To Use or Not to Use
A typical Wall Street story about a young man who has just started learning how to be a skilled speculator goes as follows. The young chap had a problem, so he came for advice to an elderly man renowned for his sharp investment intuition. The young guy had taken on rather large line of stocks, but the market got somewhat over-valued and thus the bloke thought that his positions were too risky. He was in doubt if he should sell at all. The young guy was so bothered by that that he was having sleeping problems.
The old gentleman advice was straight and simple: he said “Sell”. “Sell back until you sleep well again.” And despite this advice certainly has a flavor of ambiguity, there is a plain wisdom in it. We can reasonably assume that neither the old man nor the young chap knew in which direction the market was going, but both were subconsciously aware that the market was sufficiently erratic to cause justifiable worry. Translated into more classical investment language, the old man’s advice meant - Sell some of your stocks so that a market fall-down will not wipe you out, but, on the other hand, keep sufficient amount so that if your apprehensions turn out to be unfounded, and the market grows, you will still gain some revenue - meanwhile, relax and get some sleep.
On the surface, it may sound somewhat cynical on the old gentleman’s part not to describe to his young follower a detailed and precise strategy. But you must appreciate it was impossible for him to be sincere and simultaneously pledge that he knew precisely what action be might the best under current circumstances. Besides, the young guy actually didn’t ask him to tell exactly what to do. All that chap wanted was a little help in lessening the stress and the advise, he received, was undoubtedly helpful.
Finding the Sleeping Point
Practically speaking, investment formulas are made to assist you in a way similar to that the old man’s recommendation helped his young companion - they introduce an ingredient of caution in your investing actions when caution appears sensible, they reduce the need for caution when risks appear comparatively low and allow you to profit when prices rise. Furthermore, as soon as you integrate a formula into your investment strategy, it works almost automatically, letting you sleep nights in the solid knowledge that you are constantly insured against numerous unforeseen circumstances.
But in the same way as the wise investor left it up to the young disciple to make his mind up on what exactly his “sleeping point” could be, you can pick up a formula to suit your own temperament, financial situation and predisposition to insomnia. Any formula can be fine-tuned to go with the preferences and requirements of any investor.

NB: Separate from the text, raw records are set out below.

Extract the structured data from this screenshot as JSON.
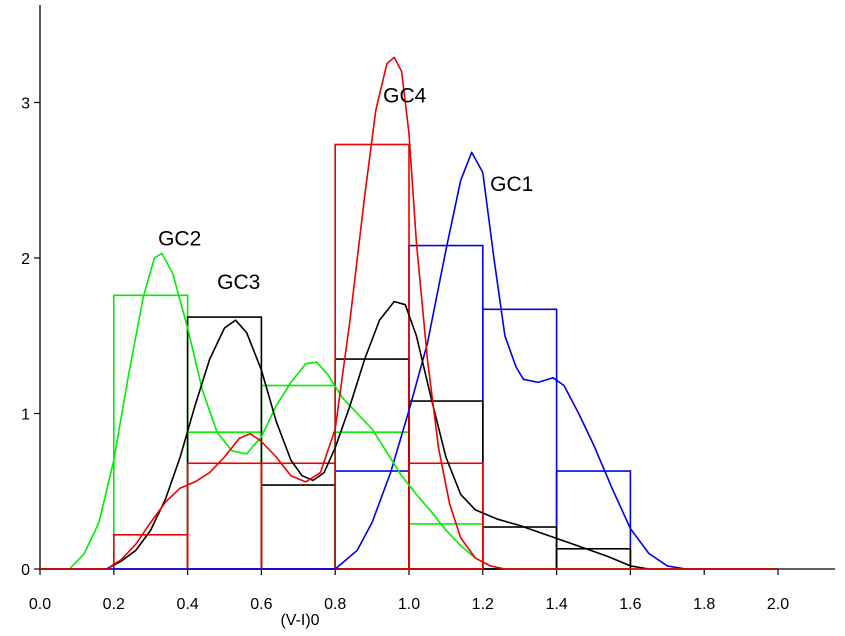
{
  "chart_data": {
    "type": "histogram",
    "title": "",
    "xlabel": "(V-I)0",
    "ylabel": "",
    "xlim": [
      0.0,
      2.2
    ],
    "ylim": [
      0,
      3.6
    ],
    "grid": false,
    "legend": "none",
    "x_ticks": [
      "0.0",
      "0.2",
      "0.4",
      "0.6",
      "0.8",
      "1.0",
      "1.2",
      "1.4",
      "1.6",
      "1.8",
      "2.0"
    ],
    "y_ticks": [
      "0",
      "1",
      "2",
      "3"
    ],
    "series": [
      {
        "name": "GC1",
        "color": "#0000ee",
        "bins": [
          [
            0.8,
            1.0,
            0.63
          ],
          [
            1.0,
            1.2,
            2.08
          ],
          [
            1.2,
            1.4,
            1.67
          ],
          [
            1.4,
            1.6,
            0.63
          ]
        ],
        "curve": [
          [
            0.0,
            0
          ],
          [
            0.8,
            0.0
          ],
          [
            0.82,
            0.04
          ],
          [
            0.86,
            0.12
          ],
          [
            0.9,
            0.3
          ],
          [
            0.95,
            0.62
          ],
          [
            1.0,
            1.02
          ],
          [
            1.05,
            1.45
          ],
          [
            1.1,
            2.05
          ],
          [
            1.14,
            2.5
          ],
          [
            1.17,
            2.68
          ],
          [
            1.2,
            2.55
          ],
          [
            1.23,
            2.0
          ],
          [
            1.26,
            1.5
          ],
          [
            1.29,
            1.3
          ],
          [
            1.31,
            1.22
          ],
          [
            1.35,
            1.2
          ],
          [
            1.39,
            1.23
          ],
          [
            1.42,
            1.18
          ],
          [
            1.46,
            1.0
          ],
          [
            1.5,
            0.8
          ],
          [
            1.55,
            0.52
          ],
          [
            1.6,
            0.26
          ],
          [
            1.65,
            0.1
          ],
          [
            1.7,
            0.02
          ],
          [
            1.75,
            0.0
          ],
          [
            2.0,
            0
          ]
        ]
      },
      {
        "name": "GC2",
        "color": "#00ee00",
        "bins": [
          [
            0.2,
            0.4,
            1.76
          ],
          [
            0.4,
            0.6,
            0.88
          ],
          [
            0.6,
            0.8,
            1.18
          ],
          [
            0.8,
            1.0,
            0.88
          ],
          [
            1.0,
            1.2,
            0.29
          ]
        ],
        "curve": [
          [
            0.0,
            0
          ],
          [
            0.08,
            0.0
          ],
          [
            0.12,
            0.1
          ],
          [
            0.16,
            0.3
          ],
          [
            0.2,
            0.7
          ],
          [
            0.24,
            1.25
          ],
          [
            0.28,
            1.75
          ],
          [
            0.31,
            2.0
          ],
          [
            0.33,
            2.03
          ],
          [
            0.36,
            1.9
          ],
          [
            0.4,
            1.55
          ],
          [
            0.44,
            1.15
          ],
          [
            0.48,
            0.88
          ],
          [
            0.52,
            0.76
          ],
          [
            0.56,
            0.74
          ],
          [
            0.6,
            0.85
          ],
          [
            0.64,
            1.05
          ],
          [
            0.68,
            1.2
          ],
          [
            0.72,
            1.32
          ],
          [
            0.75,
            1.33
          ],
          [
            0.78,
            1.25
          ],
          [
            0.82,
            1.1
          ],
          [
            0.86,
            1.0
          ],
          [
            0.9,
            0.9
          ],
          [
            0.94,
            0.75
          ],
          [
            0.98,
            0.6
          ],
          [
            1.02,
            0.48
          ],
          [
            1.06,
            0.37
          ],
          [
            1.1,
            0.25
          ],
          [
            1.14,
            0.15
          ],
          [
            1.18,
            0.07
          ],
          [
            1.22,
            0.02
          ],
          [
            1.26,
            0.0
          ],
          [
            2.0,
            0
          ]
        ]
      },
      {
        "name": "GC3",
        "color": "#000000",
        "bins": [
          [
            0.4,
            0.6,
            1.62
          ],
          [
            0.6,
            0.8,
            0.54
          ],
          [
            0.8,
            1.0,
            1.35
          ],
          [
            1.0,
            1.2,
            1.08
          ],
          [
            1.2,
            1.4,
            0.27
          ],
          [
            1.4,
            1.6,
            0.13
          ]
        ],
        "curve": [
          [
            0.0,
            0
          ],
          [
            0.18,
            0.0
          ],
          [
            0.22,
            0.05
          ],
          [
            0.26,
            0.12
          ],
          [
            0.3,
            0.25
          ],
          [
            0.34,
            0.45
          ],
          [
            0.38,
            0.72
          ],
          [
            0.42,
            1.05
          ],
          [
            0.46,
            1.35
          ],
          [
            0.5,
            1.55
          ],
          [
            0.53,
            1.6
          ],
          [
            0.56,
            1.52
          ],
          [
            0.6,
            1.28
          ],
          [
            0.64,
            0.95
          ],
          [
            0.68,
            0.7
          ],
          [
            0.71,
            0.6
          ],
          [
            0.74,
            0.57
          ],
          [
            0.77,
            0.62
          ],
          [
            0.8,
            0.78
          ],
          [
            0.84,
            1.05
          ],
          [
            0.88,
            1.35
          ],
          [
            0.92,
            1.6
          ],
          [
            0.96,
            1.72
          ],
          [
            0.99,
            1.7
          ],
          [
            1.02,
            1.5
          ],
          [
            1.06,
            1.1
          ],
          [
            1.1,
            0.72
          ],
          [
            1.14,
            0.48
          ],
          [
            1.18,
            0.38
          ],
          [
            1.24,
            0.32
          ],
          [
            1.3,
            0.28
          ],
          [
            1.36,
            0.23
          ],
          [
            1.42,
            0.18
          ],
          [
            1.48,
            0.13
          ],
          [
            1.54,
            0.08
          ],
          [
            1.6,
            0.02
          ],
          [
            1.65,
            0.0
          ],
          [
            2.0,
            0
          ]
        ]
      },
      {
        "name": "GC4",
        "color": "#ee0000",
        "bins": [
          [
            0.2,
            0.4,
            0.22
          ],
          [
            0.4,
            0.6,
            0.68
          ],
          [
            0.6,
            0.8,
            0.68
          ],
          [
            0.8,
            1.0,
            2.73
          ],
          [
            1.0,
            1.2,
            0.68
          ]
        ],
        "curve": [
          [
            0.0,
            0
          ],
          [
            0.18,
            0.0
          ],
          [
            0.22,
            0.06
          ],
          [
            0.26,
            0.16
          ],
          [
            0.3,
            0.3
          ],
          [
            0.34,
            0.43
          ],
          [
            0.38,
            0.52
          ],
          [
            0.42,
            0.56
          ],
          [
            0.46,
            0.62
          ],
          [
            0.5,
            0.72
          ],
          [
            0.54,
            0.84
          ],
          [
            0.57,
            0.87
          ],
          [
            0.6,
            0.82
          ],
          [
            0.64,
            0.72
          ],
          [
            0.68,
            0.6
          ],
          [
            0.72,
            0.56
          ],
          [
            0.76,
            0.62
          ],
          [
            0.8,
            0.9
          ],
          [
            0.84,
            1.6
          ],
          [
            0.88,
            2.4
          ],
          [
            0.91,
            2.95
          ],
          [
            0.94,
            3.25
          ],
          [
            0.96,
            3.29
          ],
          [
            0.98,
            3.2
          ],
          [
            1.0,
            2.8
          ],
          [
            1.02,
            2.1
          ],
          [
            1.05,
            1.35
          ],
          [
            1.08,
            0.78
          ],
          [
            1.11,
            0.42
          ],
          [
            1.14,
            0.2
          ],
          [
            1.18,
            0.07
          ],
          [
            1.22,
            0.02
          ],
          [
            1.26,
            0.0
          ],
          [
            2.0,
            0
          ]
        ]
      }
    ],
    "annotations": [
      {
        "text": "GC1",
        "x": 1.22,
        "y": 2.43
      },
      {
        "text": "GC2",
        "x": 0.32,
        "y": 2.08
      },
      {
        "text": "GC3",
        "x": 0.48,
        "y": 1.8
      },
      {
        "text": "GC4",
        "x": 0.93,
        "y": 3.0
      }
    ]
  }
}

Despite that formulas are intended to provide an unrestricted, unambiguous and detached guidance for action, no investor should think he is completely giving up personal control over his investments to the formula the he adopts. The argument for this logic is obvious. It’s because every investor should choose the formula, which will match the level of his individual comfort. A formula is not to tell you what exactly to do - it simply helps you perform your everyday tasks more efficiently. For instance, no formula can possibly tell you which stocks to trade or currency to purchase.
The entire argument of using formulas stands on the fact that people using them are usually rather sophisticated and that they are well aware of what kind of investment areas they are interested in, how to choose those and where to look for advice in their specific field(s) of interest. Nevertheless, by enhancing their understanding with considerations of the equally essential issues such as when to buy and in what amount - formulas can provide a valuable additional strength to their investment outcomes and help with managing their portfolio on a professionally higher level.
In addition, it is important to note that even though the true value of a formula is to provide the investor with an investment policy which is explicit in its directives all the time, there is no need to follow the formula precisely in order to benefit from it. On the other hand, you certainly should not ignore the formula completely if you expect to profit from it, but you can beneficially make use of it as a criterion or an overall guide without swearing eternal loyalty to its axioms. For example, you may wish to use a formula, but besides that to decrease or increase your risks at different times for a number of various reasons. Revisiting the formula frequently will give you an idea of how far you are deviating from your original schedule and will offer you a well-organized program to return to when you are ready.